In return, perhaps you might consider to which degree “I know what is best for you” actually is the message expressed or just the way you translate “care” in your mind.
And what’s so wrong about being cared about/for, anyway?
Thank you, I agree that ‘caring and giving care’ have different meanings, needs and manifestations. Each experience is unique and individualistic.
Thank you for your thought provoking post, Charlotte Wittenkamp – I enjoyed reading it and it did take me back to the times I was privileged to interact with people from over 38 countries.
Please allow me to put in my “tuppence worth”. The subject matter is a vast one and if viewed from the different cultures, socio-religious matters, whether “care” was expressed in patriachal or matriachal society, and all the other inter twining factors, it can be condensed down to one thing – the moment of interaction with that particular individual at that specific moment in time.
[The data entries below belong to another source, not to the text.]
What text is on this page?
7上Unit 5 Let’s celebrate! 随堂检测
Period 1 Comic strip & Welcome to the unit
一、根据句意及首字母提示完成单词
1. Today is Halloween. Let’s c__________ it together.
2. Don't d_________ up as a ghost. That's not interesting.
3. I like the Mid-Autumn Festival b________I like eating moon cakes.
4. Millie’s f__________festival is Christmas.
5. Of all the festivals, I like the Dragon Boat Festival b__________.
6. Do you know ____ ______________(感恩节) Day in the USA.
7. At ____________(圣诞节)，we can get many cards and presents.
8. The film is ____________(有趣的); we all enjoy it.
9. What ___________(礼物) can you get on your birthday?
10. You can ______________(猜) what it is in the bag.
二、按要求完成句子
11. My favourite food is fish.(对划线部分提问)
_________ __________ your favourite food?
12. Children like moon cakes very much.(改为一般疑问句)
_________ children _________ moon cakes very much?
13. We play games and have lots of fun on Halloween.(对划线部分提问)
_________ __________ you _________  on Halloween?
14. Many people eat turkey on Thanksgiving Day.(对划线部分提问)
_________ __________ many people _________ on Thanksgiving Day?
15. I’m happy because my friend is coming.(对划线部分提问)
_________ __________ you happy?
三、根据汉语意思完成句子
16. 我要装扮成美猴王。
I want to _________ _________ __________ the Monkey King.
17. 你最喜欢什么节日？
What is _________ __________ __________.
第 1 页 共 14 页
That is “a personal moment”.
How, when, where and why the word “care” was used, also has an important impact. Yes, it can be easily misunderstood or misinterpreted. These days, I prefer to show empathy and ask how I can be of help.
Semantics, woke, and numerous issues have arisen that make even ‘care givers of all kinds” cautious, more so in humanitarian situations.
Charlotte, thank you for bringing this subject to our closer attention.
I care so I will share.
A friend shared how his mother started their interactions with a “how do you need me to show up today?”
Sometimes my friend needed a mom. Sometimes they needed to bounce an idea. Sometimes all that any of us needs is a hug.
On the opposite side is the person who can only express care on his/her own terms. It is hard to show care by being present for the other if nobody were ever present for that person growing up. For all the scientific hooey around the love languages, something similar probably exists when caring-interactions go awry and we are not met in our need.